Extensive application of coronary intravascular procedures has led to the increased need of understanding the injury inflicted to the coronary arterial wall. We aimed to investigate acute and prolonged coronary endothelial injury as a result of guidewire use, repeated intravascular imaging and stenting. These interventions were performed in swine (N = 37) and injury was assessed per coronary segment (n = 81) using an Evans Blue dye-exclusion-test. Scanning electron microscopy and light microscopy were then used to visualize the extent and nature of acute (<4 hours) and prolonged (5 days) endothelial injury. Guidewire and imaging injury was mainly associated with denudation and returned to control levels at 5 days.

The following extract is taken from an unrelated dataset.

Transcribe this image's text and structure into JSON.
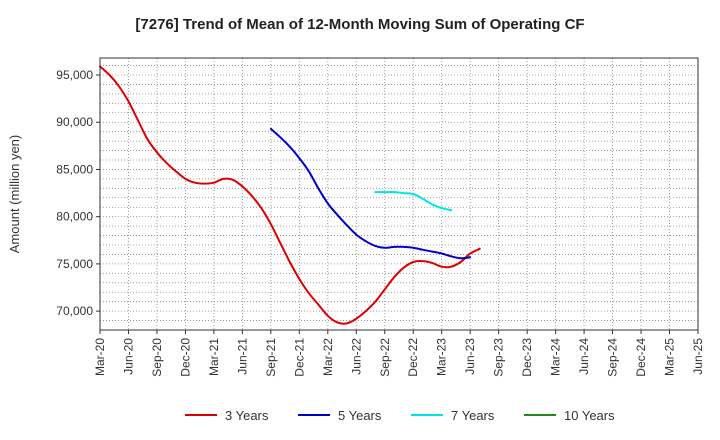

IVUS and OCT combined (Evans Blue staining 28 ± 16%) did not lead to more acute injury than IVUS alone (33 ± 15%). Stent placement caused most injury (85 ± 4%) and despite early stent re-endothelialization at 5 days, the endothelium proved highly permeable (97 ± 4% at 5 days; p < 0.001 vs acute). Imaging of in-stent neointima at 28 days after stent placement did not lead to neointimal rupture. Guidewire, IVUS and OCT induce acute endothelial cell damage, which does not increase during repeated imaging, and heals within 5 days. Interestingly, endothelial permeability increases 5 days post stenting despite near complete re-endothelialization.